Science is not Driving the Climate Change Debate

Peter Lobner

Thanks to Paul Fleming for sending me a thought provoking, well-documented paper entitled, “Global Warming and the Irrelevance of Science,” which was posted online on 17 February 2016 by Richard S. Lindzen, Alfred P. Sloan Professor of Atmospheric Sciences (Emeritus) Massachusetts Institute of Technology. This paper is the text of a lecture delivered on 20 August 2015 to the 48th Session: Erice International Seminars on Planetary Emergencies.

The basic premise of this paper is that, in many fields such as climate research, governments have a monopoly on the support of scientific research, and, through government-funded research contracts, influence the outcome of the very research being funded.

Lindzen starts his paper by observing that,

“Unfortunately, as anticipated by Eisenhower in his farewell speech from January 17, 1961 (the one that also warned of the military-industrial complex), ‘Partly because of the huge costs involved, a government contract becomes virtually a substitute for intellectual curiosity.’

Rather, the powers that be invent the narrative independently of the views of even cooperating scientists.
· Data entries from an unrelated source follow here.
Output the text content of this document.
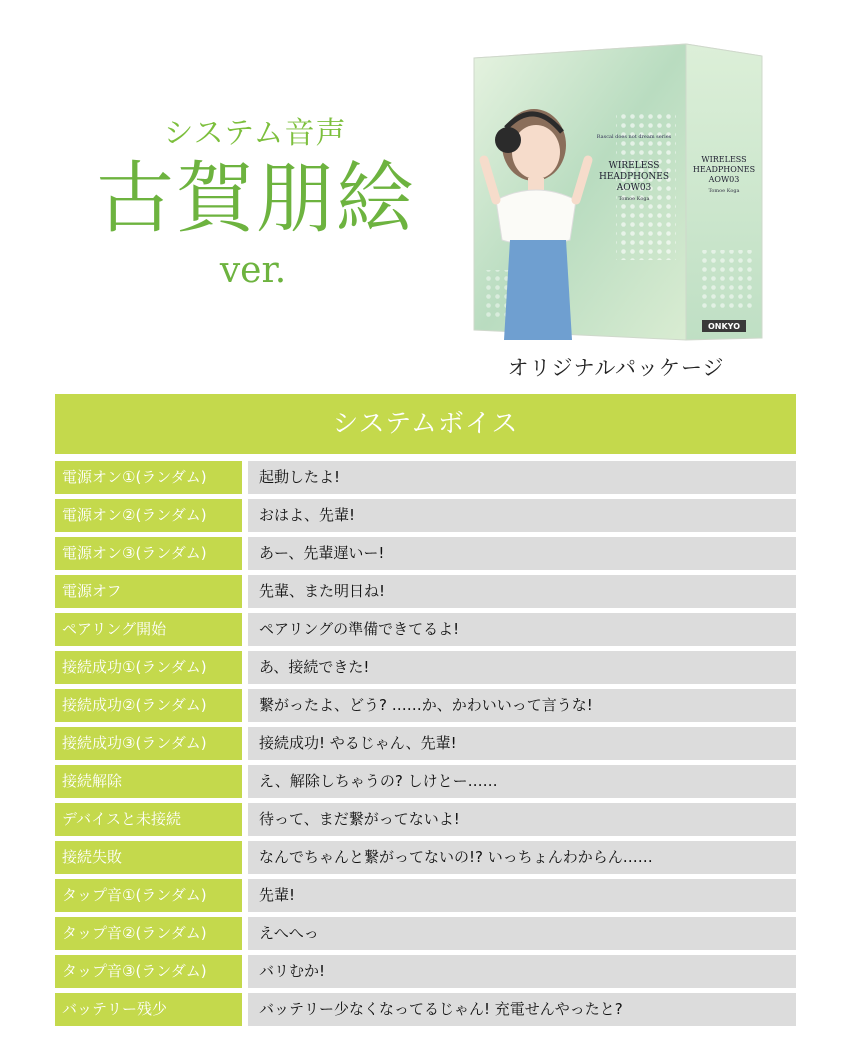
システム音声
古賀朋絵
ver.
Rascal does not dream series
WIRELESS
HEADPHONES
AOW03
Tomoe Koga
WIRELESS
HEADPHONES
AOW03
Tomoe Koga
ONKYO
オリジナルパッケージ
システムボイス
電源オン①(ランダム)	起動したよ!
電源オン②(ランダム)	おはよ、先輩!
電源オン③(ランダム)	あー、先輩遅いー!
電源オフ	先輩、また明日ね!
ペアリング開始	ペアリングの準備できてるよ!
接続成功①(ランダム)	あ、接続できた!
接続成功②(ランダム)	繋がったよ、どう? ……か、かわいいって言うな!
接続成功③(ランダム)	接続成功! やるじゃん、先輩!
接続解除	え、解除しちゃうの? しけとー……
デバイスと未接続	待って、まだ繋がってないよ!
接続失敗	なんでちゃんと繋がってないの!? いっちょんわからん……
タップ音①(ランダム)	先輩!
タップ音②(ランダム)	えへへっ
タップ音③(ランダム)	バリむか!
バッテリー残少	バッテリー少なくなってるじゃん! 充電せんやったと?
It is, in this sense, that the science becomes irrelevant.”

Lindzen uses the term “iron triangle” to describe this closed-loop vicious cycle:

  • Vertex 1: Scientists perform research and make meaningless or ambiguous statements about the research (IPCC WG1)
  • Vertex 2: Advocates and media ‘translate’ these statements into alarmist declarations [IPCC WG2 (impacts) & WG3 (mitigation), some politicians]
  • Vertex 3: Politicians respond to alarm by feeding more money to the scientists in the first vertex

The net result is poor environmental decision-making that is not supportable by credible climate science. On this matter, Lindzen notes:

“The situation may have been best summarized by Mike Hulme, director of the Tyndall Centre at the University of East Anglia (a center of concern for global warming): “To state that climate change will be ‘catastrophic’ hides a cascade of value-laden assumptions, which do not emerge from empirical or theoretical science.”
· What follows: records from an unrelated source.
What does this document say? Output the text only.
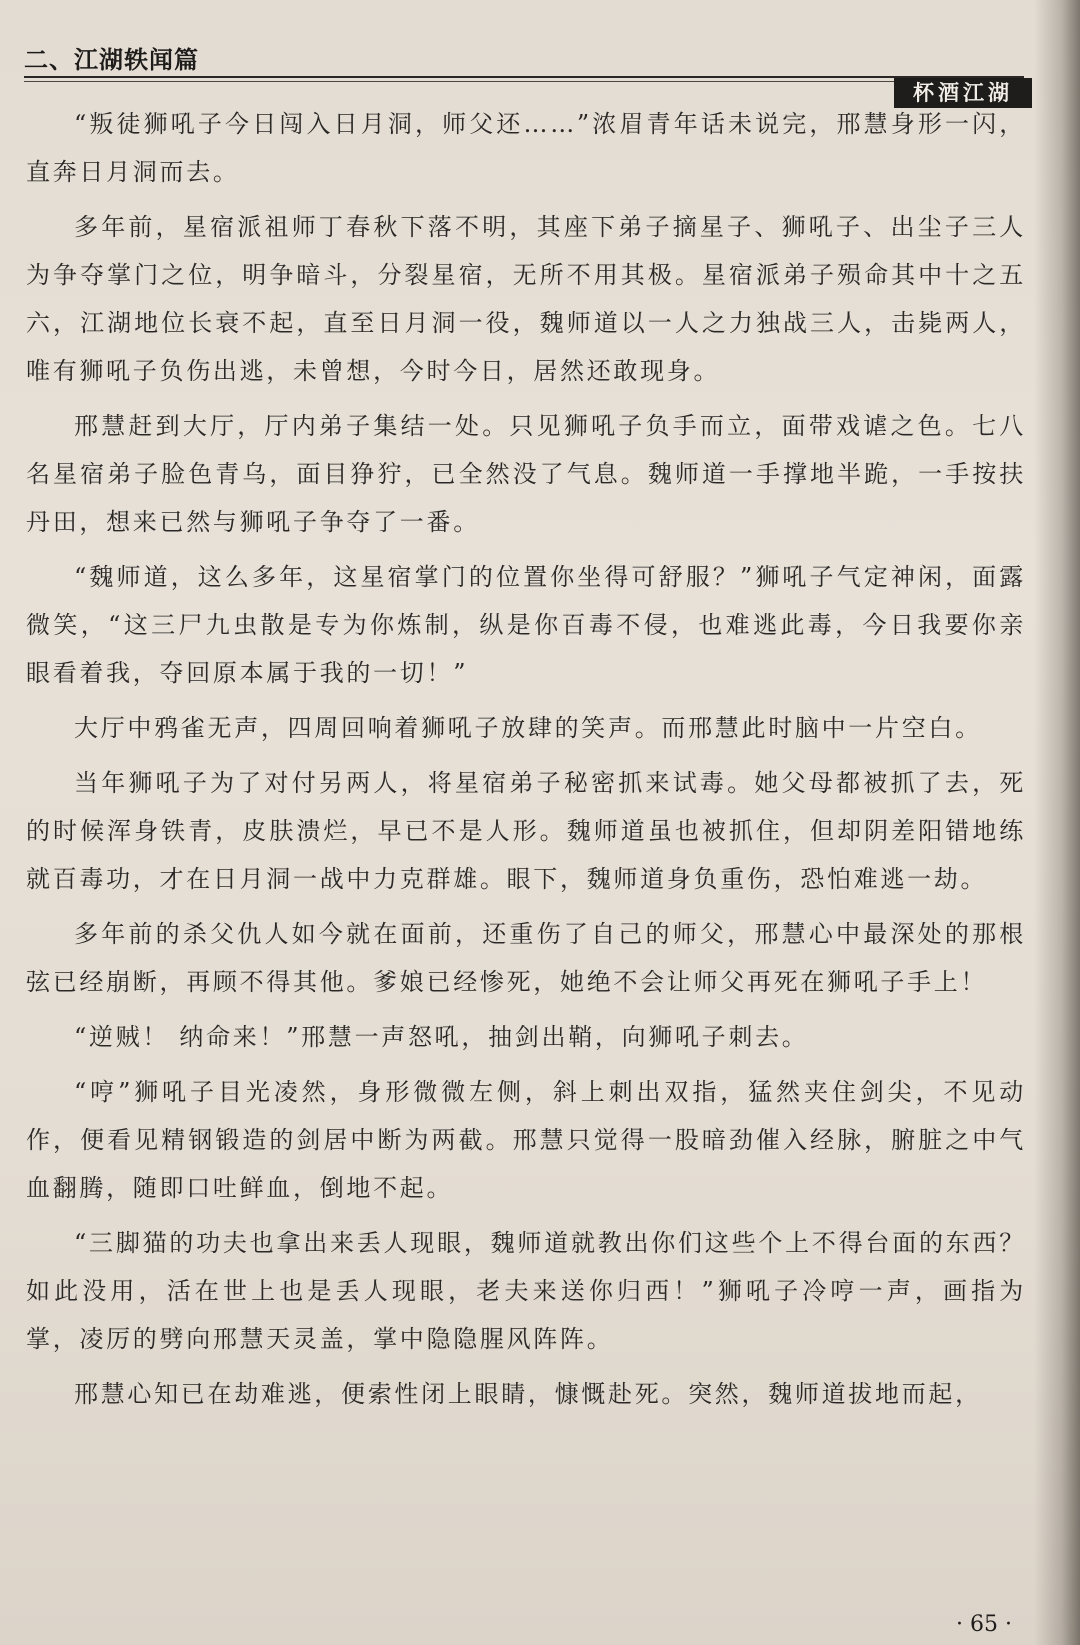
二、江湖轶闻篇
杯酒江湖

“叛徒狮吼子今日闯入日月洞，师父还……”浓眉青年话未说完，邢慧身形一闪，直奔日月洞而去。

多年前，星宿派祖师丁春秋下落不明，其座下弟子摘星子、狮吼子、出尘子三人为争夺掌门之位，明争暗斗，分裂星宿，无所不用其极。星宿派弟子殒命其中十之五六，江湖地位长衰不起，直至日月洞一役，魏师道以一人之力独战三人，击毙两人，唯有狮吼子负伤出逃，未曾想，今时今日，居然还敢现身。

邢慧赶到大厅，厅内弟子集结一处。只见狮吼子负手而立，面带戏谑之色。七八名星宿弟子脸色青乌，面目狰狞，已全然没了气息。魏师道一手撑地半跪，一手按扶丹田，想来已然与狮吼子争夺了一番。

“魏师道，这么多年，这星宿掌门的位置你坐得可舒服？”狮吼子气定神闲，面露微笑，“这三尸九虫散是专为你炼制，纵是你百毒不侵，也难逃此毒，今日我要你亲眼看着我，夺回原本属于我的一切！”

大厅中鸦雀无声，四周回响着狮吼子放肆的笑声。而邢慧此时脑中一片空白。

当年狮吼子为了对付另两人，将星宿弟子秘密抓来试毒。她父母都被抓了去，死的时候浑身铁青，皮肤溃烂，早已不是人形。魏师道虽也被抓住，但却阴差阳错地练就百毒功，才在日月洞一战中力克群雄。眼下，魏师道身负重伤，恐怕难逃一劫。

多年前的杀父仇人如今就在面前，还重伤了自己的师父，邢慧心中最深处的那根弦已经崩断，再顾不得其他。爹娘已经惨死，她绝不会让师父再死在狮吼子手上！

“逆贼！ 纳命来！”邢慧一声怒吼，抽剑出鞘，向狮吼子刺去。

“哼”狮吼子目光凌然，身形微微左侧，斜上刺出双指，猛然夹住剑尖，不见动作，便看见精钢锻造的剑居中断为两截。邢慧只觉得一股暗劲催入经脉，腑脏之中气血翻腾，随即口吐鲜血，倒地不起。

“三脚猫的功夫也拿出来丢人现眼，魏师道就教出你们这些个上不得台面的东西？ 如此没用，活在世上也是丢人现眼，老夫来送你归西！”狮吼子冷哼一声，画指为掌，凌厉的劈向邢慧天灵盖，掌中隐隐腥风阵阵。

邢慧心知已在劫难逃，便索性闭上眼睛，慷慨赴死。突然，魏师道拔地而起，

· 65 ·
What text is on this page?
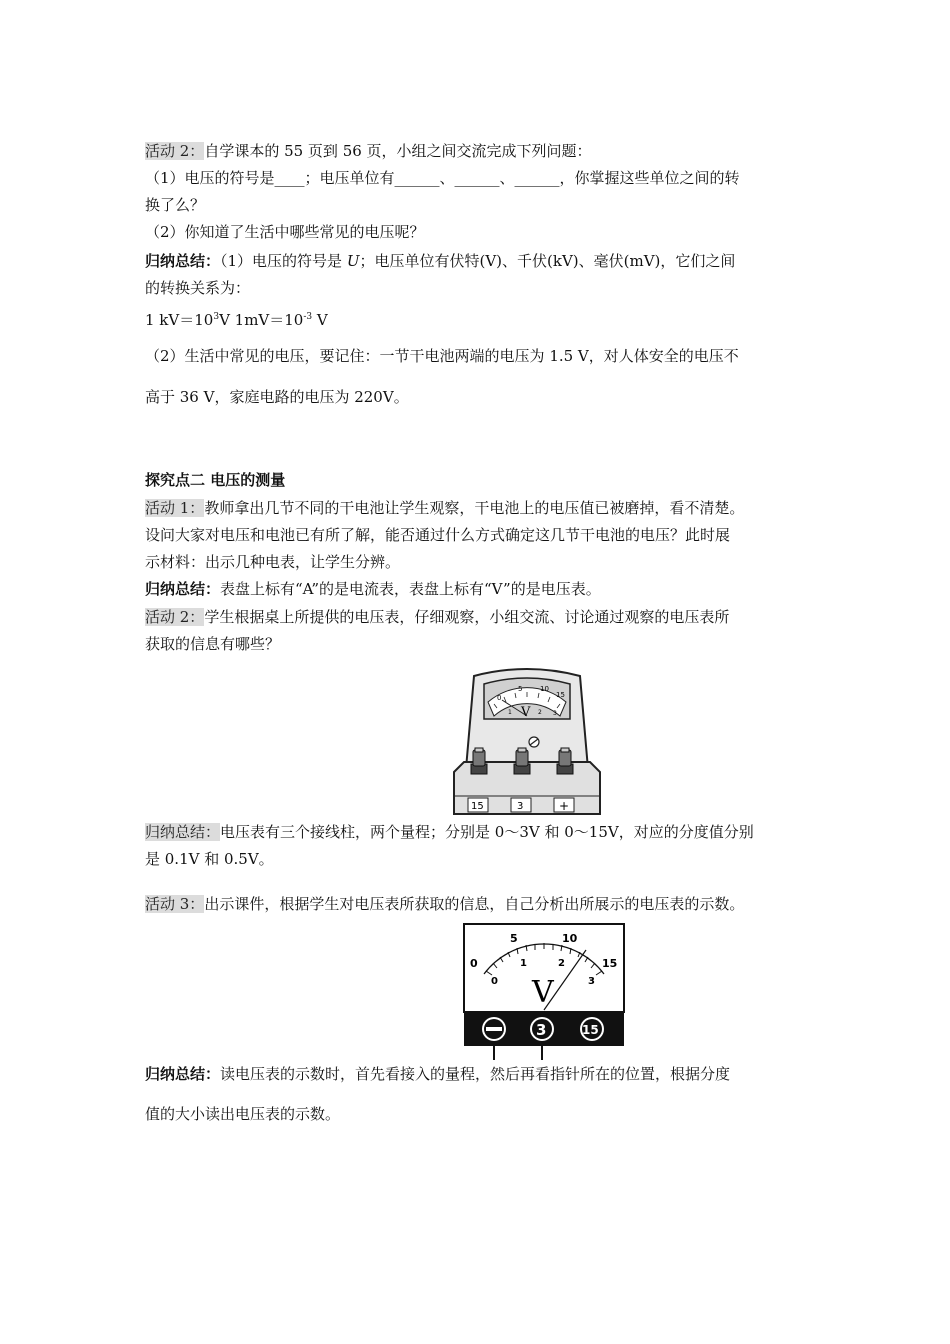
活动 2：自学课本的 55 页到 56 页，小组之间交流完成下列问题：
（1）电压的符号是____；电压单位有______、______、______，你掌握这些单位之间的转
换了么？
（2）你知道了生活中哪些常见的电压呢？
归纳总结：（1）电压的符号是 U；电压单位有伏特(V)、千伏(kV)、毫伏(mV)，它们之间
的转换关系为：
1 $kV=10^3V$ $1mV=10^{-3}$ V
（2）生活中常见的电压，要记住：一节干电池两端的电压为 1.5 V，对人体安全的电压不
高于 36 V，家庭电路的电压为 220V。
探究点二 电压的测量
活动 1：教师拿出几节不同的干电池让学生观察，干电池上的电压值已被磨掉，看不清楚。
设问大家对电压和电池已有所了解，能否通过什么方式确定这几节干电池的电压？此时展
示材料：出示几种电表，让学生分辨。
归纳总结：表盘上标有“A”的是电流表，表盘上标有“V”的是电压表。
活动 2：学生根据桌上所提供的电压表，仔细观察，小组交流、讨论通过观察的电压表所
获取的信息有哪些？
0
5	10
15
1	2 3
V
15	3	+
归纳总结：电压表有三个接线柱，两个量程；分别是 0～3V 和 0～15V，对应的分度值分别
是 0.1V 和 0.5V。
活动 3：出示课件，根据学生对电压表所获取的信息，自己分析出所展示的电压表的示数。
0
5	10
15
0
1	2
3
V
3	15
归纳总结：读电压表的示数时，首先看接入的量程，然后再看指针所在的位置，根据分度
值的大小读出电压表的示数。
Lindzen characterized the following three different narratives related to the global warming debate:

  • Narrative 1 – IPCC WG1:
    • Broadly supportive of the proposition that increasing greenhouse gas concentrations are a serious concern
    • Relatively open about the uncertainties and even contradictions associated with this position
    • Public pronouncements tend to be vague with ample room for denial, carefully avoiding catastrophist hyperbole while also avoiding outright rejection of such hyperbole
  • Narrative 2 – Skeptics:
    • Regard the fact that virtually all models ‘run hot’ (i.e., their projections for the most part greatly exceed observed warming) as strongly supporting the case for low climate sensitivity
    • Generally believe in testing the physics underlying the positive feedbacks in sensitive models rather than averaging models
    • Much more open to the numerous known causes of climate change (including long period ocean circulations, solar variability, impacts of ice, etc.), and do not regard CO2 as the climate’s ultimate ‘control knob’
    • Openly oppose catastrophism
  • Narrative 3 – Political promoters of climate alarm (including IPCC WG2 & WG3, many environmental NGOs and mass media)
    • Emphasize alleged consequences of the worst case scenarios presented by WG1
    • Claim virtually unanimous support
    • It is this narrative for which the science is largely irrelevant.

Lindzen notes that, “Unfortunately, for most people, the third narrative is all they will see.“

You can read Richard S. Lindzen’s complete paper at the following link:

http://euanmearns.com/global-warming-and-the-irrelevance-of-science/

Thanks also to Mike Spaeth for sending me the following link to an informative document entitled, “A Primer on Carbon Dioxide and Climate,” prepared by a recently formed organization known as the CO2 Coalition.

http://co2coalition.org/primer-carbon-dioxide-climate/

The CO2 Coalition, formed in 2015, represents itself as, “a new and independent, non-profit organization that seeks to engage thought leaders, policy makers, and the public in an informed, dispassionate discussion of how our planet will be affected by CO2 released from the combustion of fossil fuel.” Hopefully, they can help make some headway with the mass media, general public, and politicians that currently are entrenched in Narrative 3. Even cartoonists know that this will be an uphill battle.